Глава 40. Олимпийские игры
Глава 40. Олимпийские игры
После отъезда Убера я взялась изучать французский язык. Мне помогала троюродная сестра Аня, которая владела им в совершенстве. Раз или два в неделю она садилась на широкий подоконник моей кухни, принималась диктовать мне спряжение французских глаголов и, пока я послушно выписывала их в столбик, меланхолически поглядывала в окно на серое московское небо. Ее снисходительное обращение с предметом моей боли и моего вожделения — именно так я могу определить свои чувства к изучаемому языку — придавало мне уверенности в дальнейшем подвиге окультуривания. У соседки, чей отец-дипломат долгое время работал во Франции, я одолжила книжечку с картами Парижа и мысленно прогуливалась по всяким «рю», заглядывала в музеи и пантеоны. Звук французской речи и даже его каллиграфия повышали у меня содержание адреналина в крови и погружали в сны наяву. Франция стала фетишем, страстью.
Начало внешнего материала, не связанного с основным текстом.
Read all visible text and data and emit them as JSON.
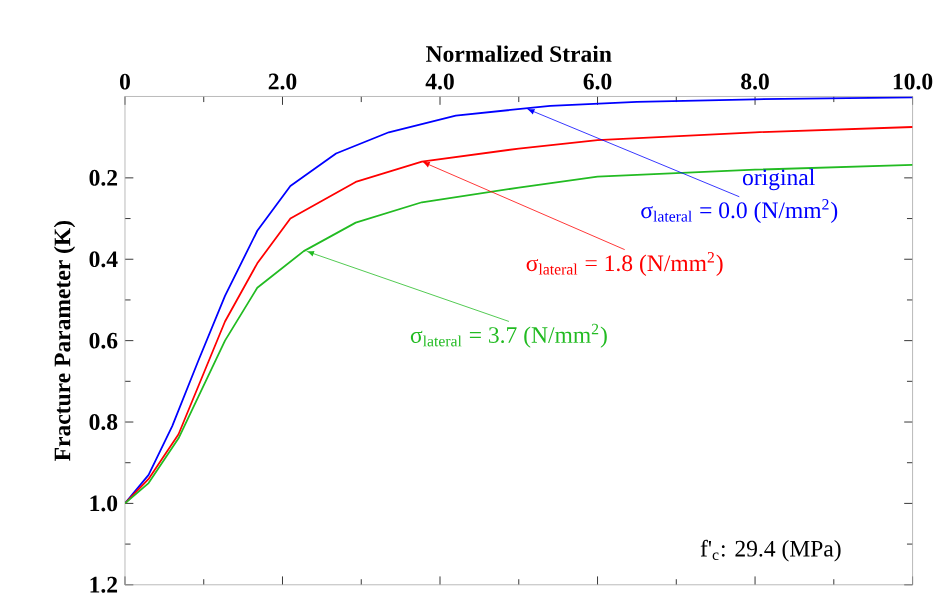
{
  "chart_data": {
    "type": "line",
    "xlabel": "Normalized Strain",
    "ylabel": "Fracture Parameter (K)",
    "xlim": [
      0,
      10
    ],
    "ylim": [
      1.2,
      0
    ],
    "xticks": [
      0,
      {
        "value": 2,
        "label": "2.0"
      },
      {
        "value": 4,
        "label": "4.0"
      },
      {
        "value": 6,
        "label": "6.0"
      },
      {
        "value": 8,
        "label": "8.0"
      },
      {
        "value": 10,
        "label": "10.0"
      }
    ],
    "yticks": [
      0.2,
      0.4,
      0.6,
      0.8,
      {
        "value": 1,
        "label": "1.0"
      },
      1.2
    ],
    "grid": false,
    "marker": "none",
    "line_style": "solid",
    "series": [
      {
        "color": "#0000ff",
        "x": [
          0,
          0.3,
          0.6,
          0.93,
          1.27,
          1.68,
          2.1,
          2.68,
          3.35,
          4.2,
          5.4,
          6.5,
          8,
          10
        ],
        "values": [
          1.0,
          0.93,
          0.81,
          0.65,
          0.49,
          0.33,
          0.22,
          0.14,
          0.088,
          0.047,
          0.023,
          0.013,
          0.007,
          0.002
        ]
      },
      {
        "color": "#ff0000",
        "x": [
          0,
          0.3,
          0.68,
          1.27,
          1.68,
          2.1,
          2.93,
          3.77,
          5.0,
          6,
          8,
          10
        ],
        "values": [
          1.0,
          0.94,
          0.83,
          0.553,
          0.41,
          0.3,
          0.21,
          0.16,
          0.128,
          0.107,
          0.088,
          0.075
        ]
      },
      {
        "color": "#22bb22",
        "x": [
          0,
          0.3,
          0.68,
          1.27,
          1.68,
          2.27,
          2.93,
          3.77,
          5.0,
          6,
          8,
          10
        ],
        "values": [
          1.0,
          0.95,
          0.84,
          0.6,
          0.47,
          0.38,
          0.31,
          0.26,
          0.224,
          0.197,
          0.18,
          0.168
        ]
      }
    ],
    "annotations": [
      {
        "text": "σ$_{lateral}$ = 0.0 (N/mm$^{2}$)",
        "x": 5.1,
        "y": 0.03
      },
      "original",
      {
        "text": "σ$_{lateral}$ = 1.8 (N/mm$^{2}$)",
        "x": 3.77,
        "y": 0.16
      },
      {
        "text": "σ$_{lateral}$ = 3.7 (N/mm$^{2}$)",
        "x": 2.3,
        "y": 0.38
      },
      "f'$_{c}$: 29.4 (MPa)"
    ]
  }
}
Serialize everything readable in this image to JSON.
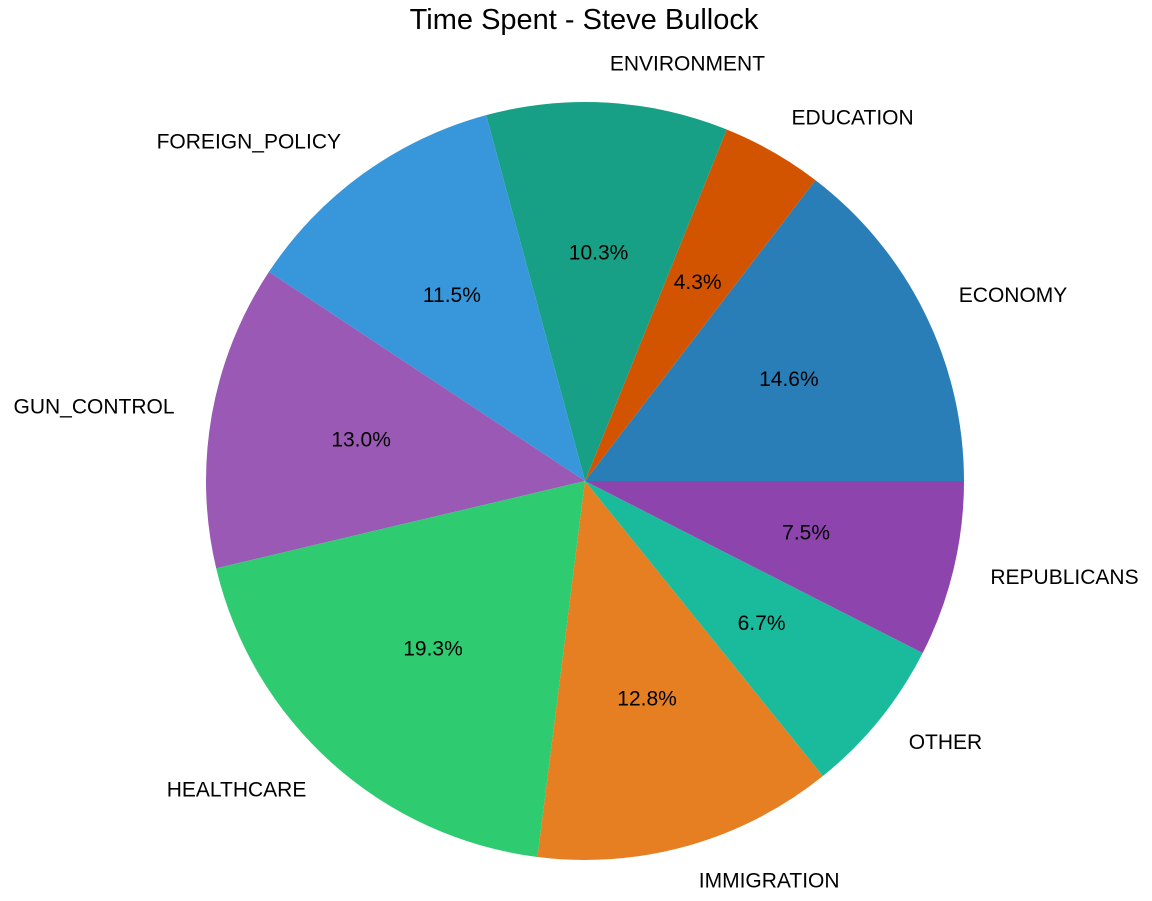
{
  "chart_data": {
    "type": "pie",
    "title": "Time Spent - Steve Bullock",
    "start_angle_deg": 0,
    "direction": "counterclockwise",
    "slices": [
      {
        "label": "ECONOMY",
        "value": 14.6,
        "pct_label": "14.6%",
        "color": "#2A7EB8"
      },
      {
        "label": "EDUCATION",
        "value": 4.3,
        "pct_label": "4.3%",
        "color": "#D35400"
      },
      {
        "label": "ENVIRONMENT",
        "value": 10.3,
        "pct_label": "10.3%",
        "color": "#17A085"
      },
      {
        "label": "FOREIGN_POLICY",
        "value": 11.5,
        "pct_label": "11.5%",
        "color": "#3797DA"
      },
      {
        "label": "GUN_CONTROL",
        "value": 13.0,
        "pct_label": "13.0%",
        "color": "#9A59B4"
      },
      {
        "label": "HEALTHCARE",
        "value": 19.3,
        "pct_label": "19.3%",
        "color": "#2ECB70"
      },
      {
        "label": "IMMIGRATION",
        "value": 12.8,
        "pct_label": "12.8%",
        "color": "#E57F22"
      },
      {
        "label": "OTHER",
        "value": 6.7,
        "pct_label": "6.7%",
        "color": "#1ABB9C"
      },
      {
        "label": "REPUBLICANS",
        "value": 7.5,
        "pct_label": "7.5%",
        "color": "#8D44AD"
      }
    ]
  }
}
Положение женщины, дважды оставленной мужчинами, уезжавшими от меня за пределы СССР, в зону недосягаемости, породило ощущение какого-то рока и совершаемого надо мной насилия. Они выбирают мир, отказываясь от меня, и я не в состоянии конкурировать с пространством, которое их забирает. Чем я плоха? Тем, что живу там, куда можно приехать только на время и откуда всегда уезжают? Так я рассуждала сама с собой, пытаясь разгрести весь ворох мыслей и чувств, который на меня обрушился. Живи я во Франции, в Англии, Италии, которые не отделены железным занавесом, любовь могла бы иметь продолжение, а так — нет. С глаз долой, из сердца вон! Даже в юности мальчишки зачастую выбирают девочек, которые живут поблизости, — удобнее провожать, что уж говорить об оставленной в другой стране женщине, которая беспомощна в передвижении? Она может только стать туристкой на пару недель — унизительное положение туристок, отправляющихся на свидание под присмотром руководителя группы. Да и кто позволит советской туристке идти на свидание в Париже? Нет, это было ужасно, так как отъезд за границу был окончательным расставанием, навсегда. Пережить это «навсегда», которым награждают тебя не по твоей воле, словно клеймом на теле, невыносимо сложно. Какая у вас болезнь? Вы хромаете от рождения, ослепли, немы? Нет, я живу в заповеднике, на меня приезжают смотреть!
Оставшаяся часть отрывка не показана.